Defence lawyer Trevor Burke QC asked: “Did you explain to her what you perceived your duty to be?”

The defendant replied: “I said she would have total protection and her name would never be disclosed by us and I would go to great lengths to ensure her name was not discussed in the office.”

He went on to say that of the information Jordan-Barber provided him with over the years, some 60 per cent led to a published story and it all proved to be “remarkably accurate”.

In 2011 when the Operation Elveden investigation started into The Sun and News International, Kay phoned Jordan-Barber to warn her.

He said she was his primary concern and he repeated his reassurance that her name was “safe” and would never be disclosed, as he was completely unaware that was what NI was preparing to do at the time.

Kay told the court that throughout his 50 years as a working journalist he was not aware of legal issues around public officials and he had no idea that Jordan-Barber might be described as such.
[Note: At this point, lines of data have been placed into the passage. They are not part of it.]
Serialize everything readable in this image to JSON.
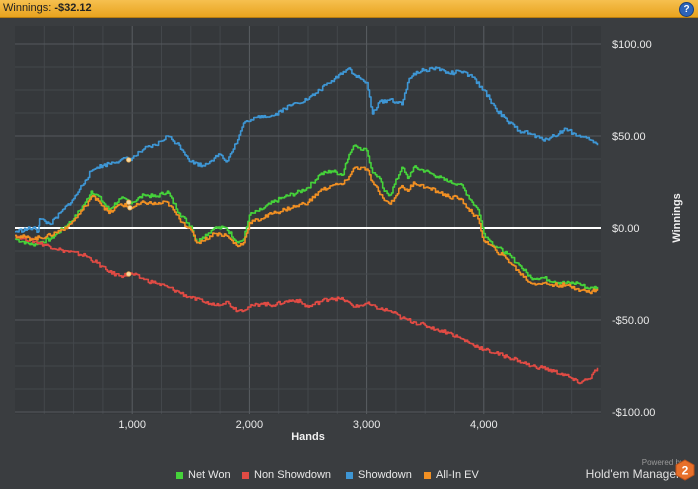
{
  "header": {
    "label": "Winnings:",
    "value": "-$32.12",
    "help": "?"
  },
  "chart_data": {
    "type": "line",
    "xlabel": "Hands",
    "ylabel": "Winnings",
    "xlim": [
      0,
      5000
    ],
    "ylim": [
      -100,
      100
    ],
    "xticks": [
      1000,
      2000,
      3000,
      4000
    ],
    "xtick_labels": [
      "1,000",
      "2,000",
      "3,000",
      "4,000"
    ],
    "yticks": [
      100,
      50,
      0,
      -50,
      -100
    ],
    "ytick_labels": [
      "$100.00",
      "$50.00",
      "$0.00",
      "-$50.00",
      "-$100.00"
    ],
    "grid": true,
    "legend_position": "bottom",
    "series": [
      {
        "name": "Net Won",
        "color": "#45d23a",
        "x": [
          0,
          150,
          300,
          450,
          500,
          600,
          650,
          700,
          800,
          900,
          1000,
          1100,
          1200,
          1300,
          1400,
          1500,
          1550,
          1600,
          1700,
          1800,
          1900,
          1950,
          2000,
          2100,
          2200,
          2300,
          2400,
          2500,
          2600,
          2700,
          2800,
          2820,
          2850,
          2900,
          3000,
          3050,
          3100,
          3150,
          3200,
          3300,
          3350,
          3400,
          3500,
          3600,
          3700,
          3800,
          3900,
          3950,
          4000,
          4050,
          4100,
          4200,
          4300,
          4400,
          4500,
          4600,
          4700,
          4800,
          4900,
          4970
        ],
        "y": [
          -6,
          -9,
          -6,
          2,
          5,
          14,
          20,
          18,
          10,
          16,
          14,
          18,
          17,
          20,
          8,
          1,
          -8,
          -5,
          0,
          0,
          -8,
          -6,
          7,
          10,
          14,
          17,
          19,
          22,
          29,
          31,
          29,
          35,
          40,
          45,
          42,
          30,
          28,
          20,
          18,
          33,
          27,
          33,
          31,
          28,
          25,
          24,
          14,
          10,
          -3,
          -7,
          -10,
          -14,
          -20,
          -27,
          -27,
          -29,
          -30,
          -30,
          -33,
          -32
        ]
      },
      {
        "name": "Non Showdown",
        "color": "#e04b44",
        "x": [
          0,
          200,
          400,
          600,
          700,
          800,
          900,
          1000,
          1100,
          1200,
          1300,
          1400,
          1500,
          1600,
          1700,
          1800,
          1900,
          2000,
          2100,
          2200,
          2300,
          2400,
          2500,
          2600,
          2700,
          2800,
          2900,
          3000,
          3100,
          3200,
          3300,
          3400,
          3500,
          3600,
          3700,
          3800,
          3900,
          4000,
          4100,
          4200,
          4300,
          4400,
          4500,
          4600,
          4700,
          4800,
          4900,
          4970
        ],
        "y": [
          -4,
          -8,
          -12,
          -15,
          -19,
          -24,
          -26,
          -25,
          -28,
          -30,
          -32,
          -35,
          -38,
          -40,
          -42,
          -40,
          -45,
          -43,
          -41,
          -42,
          -40,
          -39,
          -43,
          -40,
          -38,
          -39,
          -43,
          -41,
          -44,
          -45,
          -49,
          -51,
          -53,
          -55,
          -57,
          -60,
          -63,
          -66,
          -68,
          -70,
          -72,
          -75,
          -76,
          -78,
          -80,
          -84,
          -82,
          -76
        ]
      },
      {
        "name": "Showdown",
        "color": "#3e96d4",
        "x": [
          0,
          150,
          200,
          210,
          300,
          500,
          600,
          650,
          700,
          800,
          900,
          1000,
          1100,
          1200,
          1300,
          1400,
          1500,
          1600,
          1700,
          1750,
          1800,
          1900,
          1950,
          2000,
          2100,
          2200,
          2300,
          2400,
          2500,
          2600,
          2700,
          2800,
          2850,
          2900,
          3000,
          3050,
          3100,
          3200,
          3300,
          3350,
          3400,
          3500,
          3600,
          3700,
          3800,
          3900,
          4000,
          4050,
          4100,
          4200,
          4300,
          4400,
          4500,
          4600,
          4700,
          4800,
          4900,
          4970
        ],
        "y": [
          -2,
          0,
          -2,
          5,
          2,
          16,
          26,
          31,
          33,
          35,
          37,
          38,
          43,
          45,
          50,
          45,
          36,
          34,
          38,
          40,
          36,
          48,
          57,
          58,
          61,
          61,
          65,
          68,
          70,
          75,
          80,
          85,
          87,
          83,
          79,
          62,
          68,
          70,
          67,
          79,
          84,
          86,
          87,
          84,
          85,
          82,
          75,
          70,
          65,
          58,
          53,
          51,
          48,
          50,
          54,
          50,
          48,
          45
        ]
      },
      {
        "name": "All-In EV",
        "color": "#f08f23",
        "x": [
          0,
          150,
          300,
          450,
          500,
          600,
          650,
          700,
          800,
          900,
          1000,
          1100,
          1200,
          1300,
          1400,
          1500,
          1550,
          1600,
          1700,
          1800,
          1900,
          1950,
          2000,
          2100,
          2200,
          2300,
          2400,
          2500,
          2600,
          2700,
          2800,
          2850,
          2900,
          3000,
          3050,
          3100,
          3150,
          3200,
          3300,
          3350,
          3400,
          3500,
          3600,
          3700,
          3800,
          3900,
          3950,
          4000,
          4050,
          4100,
          4200,
          4300,
          4400,
          4500,
          4600,
          4700,
          4800,
          4900,
          4970
        ],
        "y": [
          -4,
          -6,
          -4,
          1,
          4,
          12,
          17,
          16,
          8,
          13,
          11,
          14,
          13,
          14,
          5,
          -1,
          -8,
          -7,
          -3,
          -4,
          -10,
          -8,
          3,
          5,
          8,
          10,
          12,
          14,
          20,
          23,
          24,
          28,
          33,
          32,
          25,
          20,
          15,
          13,
          23,
          20,
          25,
          22,
          20,
          17,
          16,
          8,
          5,
          -7,
          -9,
          -12,
          -17,
          -24,
          -30,
          -30,
          -31,
          -31,
          -33,
          -35,
          -33
        ]
      }
    ],
    "markers": [
      {
        "x": 970,
        "y": 37
      },
      {
        "x": 970,
        "y": 14
      },
      {
        "x": 980,
        "y": 11
      },
      {
        "x": 970,
        "y": -25
      }
    ]
  },
  "legend": [
    "Net Won",
    "Non Showdown",
    "Showdown",
    "All-In EV"
  ],
  "brand": {
    "powered": "Powered by",
    "name": "Hold'em Manager",
    "logo_number": "2"
  },
  "colors": {
    "background": "#3a3d40",
    "plot_background": "#35383b",
    "grid": "#4c5054",
    "header": "#f2b43a",
    "zero_line": "#ffffff"
  }
}
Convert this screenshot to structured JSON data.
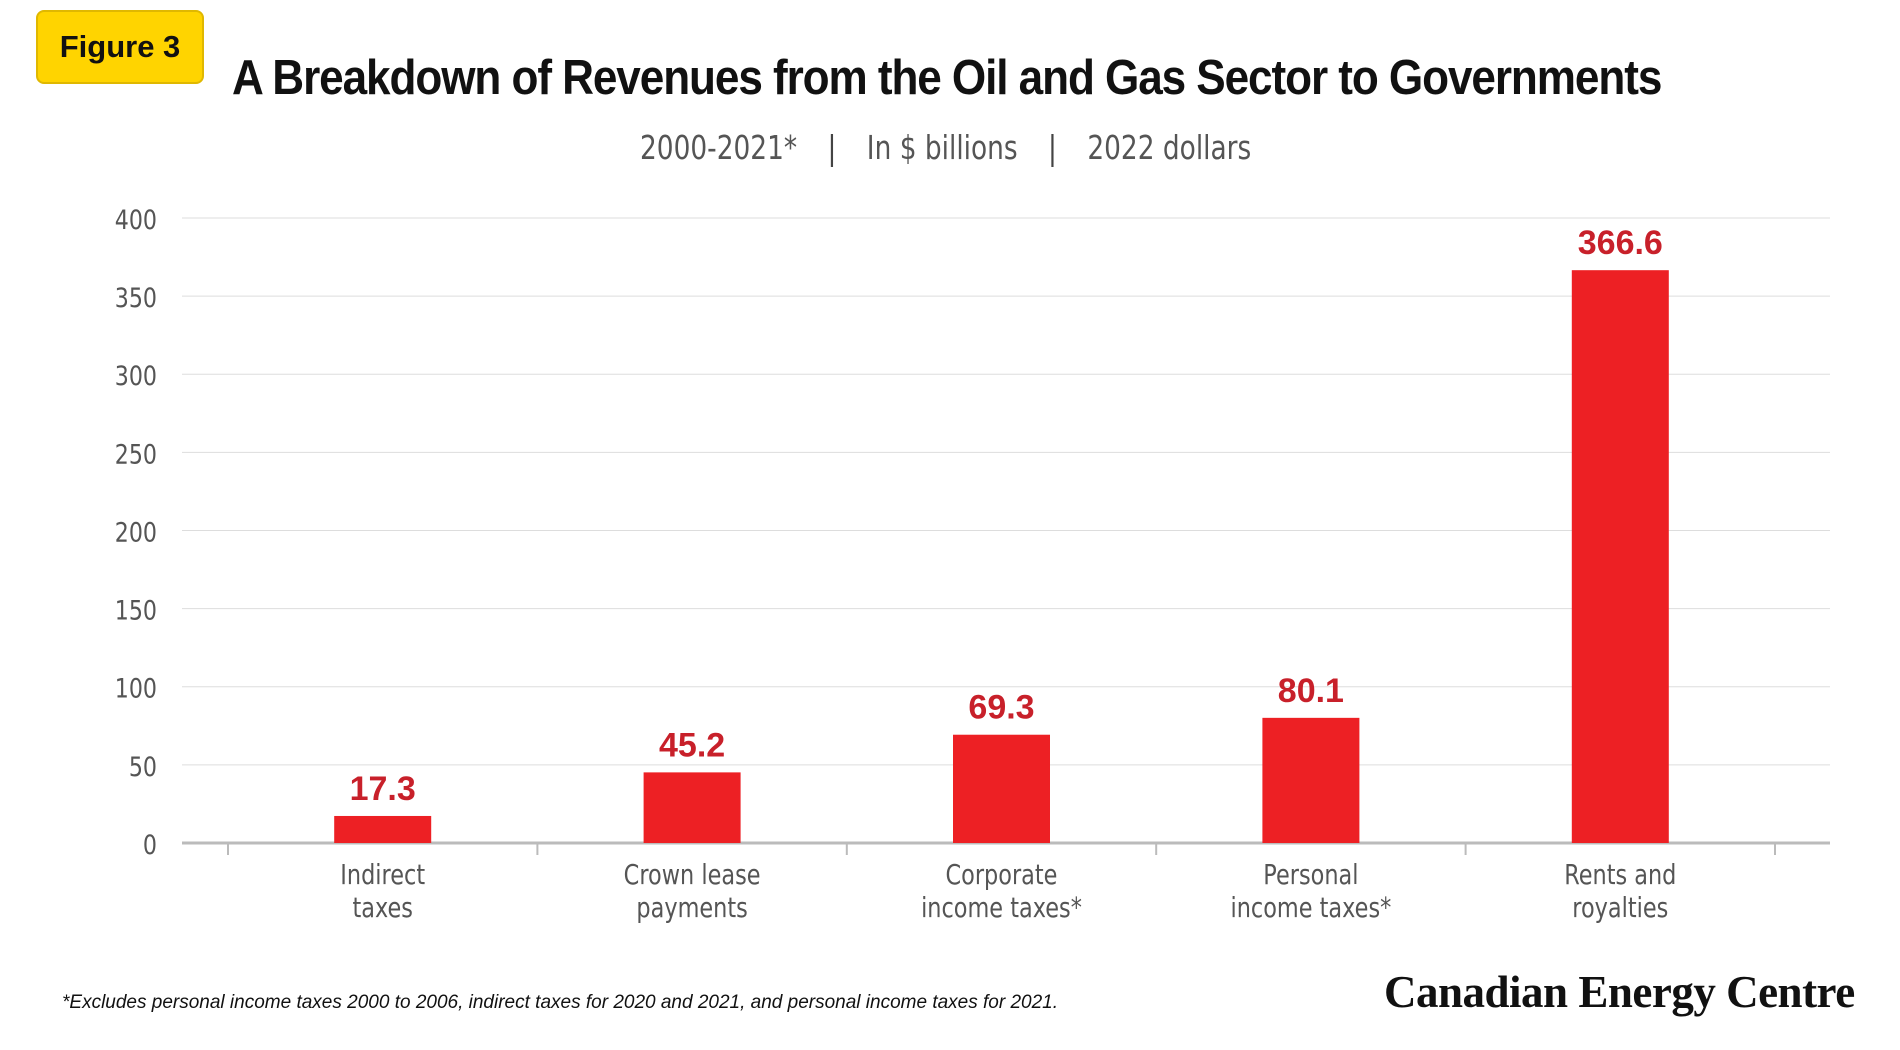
{
  "badge": "Figure 3",
  "title": "A Breakdown of Revenues from the Oil and Gas Sector to Governments",
  "subtitle": {
    "period": "2000-2021*",
    "separator": "|",
    "unit": "In $ billions",
    "basis": "2022 dollars"
  },
  "footnote": "*Excludes personal income taxes 2000 to 2006, indirect taxes for 2020 and 2021, and personal income taxes for 2021.",
  "brand": "Canadian Energy Centre",
  "chart_data": {
    "type": "bar",
    "categories": [
      [
        "Indirect",
        "taxes"
      ],
      [
        "Crown lease",
        "payments"
      ],
      [
        "Corporate",
        "income taxes*"
      ],
      [
        "Personal",
        "income taxes*"
      ],
      [
        "Rents and",
        "royalties"
      ]
    ],
    "values": [
      17.3,
      45.2,
      69.3,
      80.1,
      366.6
    ],
    "value_labels": [
      "17.3",
      "45.2",
      "69.3",
      "80.1",
      "366.6"
    ],
    "ylim": [
      0,
      400
    ],
    "yticks": [
      0,
      50,
      100,
      150,
      200,
      250,
      300,
      350,
      400
    ],
    "grid": true,
    "bar_color": "#ed2024",
    "label_color": "#c8202a"
  }
}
Asked if he ever treated her differently from other sources, he said: “I treated her with extreme special care because, knowing she was employed by the MoD, what she was doing could get her in trouble with her employers. If her employers knew she was being paid by us, she would inevitably be sacked.

“My primary duty to her was to maintain discretion at all times to avoid her name ever coming out. It is the number one rule of journalism to protect your sources.”
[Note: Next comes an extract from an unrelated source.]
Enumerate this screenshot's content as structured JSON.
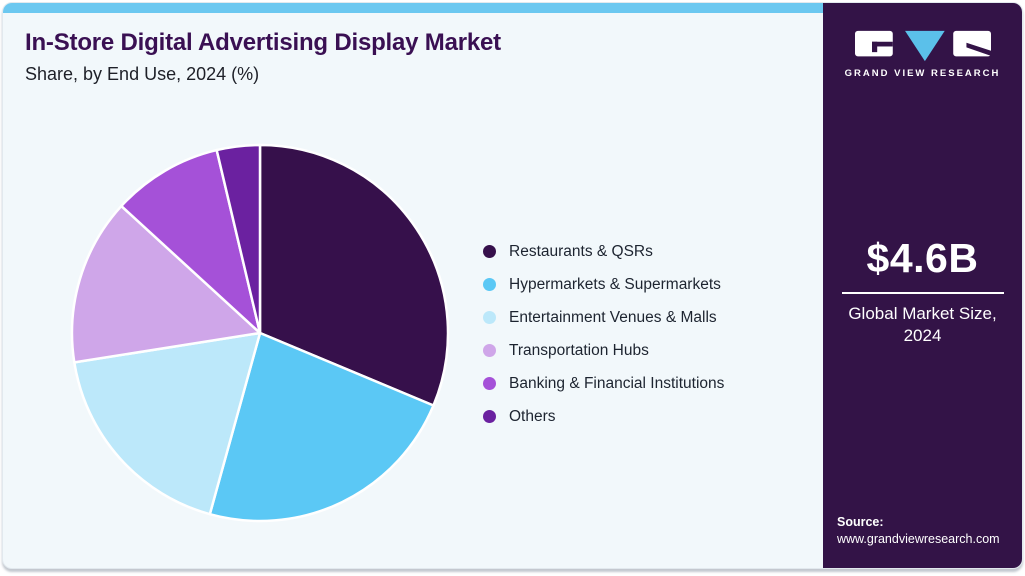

The court heard that award-winning journalist Kay began his career in newspapers on the Newcastle Journal before moving to The Sun in 1973. In 2011, he relinquished his chief reporter title to work part-time and has been suspended on full pay since his arrest in 2012.

Kay is in the dock alongside royal editor Duncan Larcombe, executive editor Fergus Shanahan, deputy editor Geoffrey Webster, former colour sergeant at Sandhurst John Hardy and his wife Claire.

Kay is charged along with Shanahan and Webster with conspiring with each other and Jordan-Barber to commit misconduct in a public office between 1 January 2004 and 31 January 2012.

Kay, 71, of Golders Green, north London; Larcombe, 39, of Aylesford, Kent; Webster, 55, of Goudhurst, Kent; Shanahan, 59, of Felsted, Essex; and John Hardy, 44, and Claire Hardy, 41, of Accrington, Lancashire, all deny the charges against them.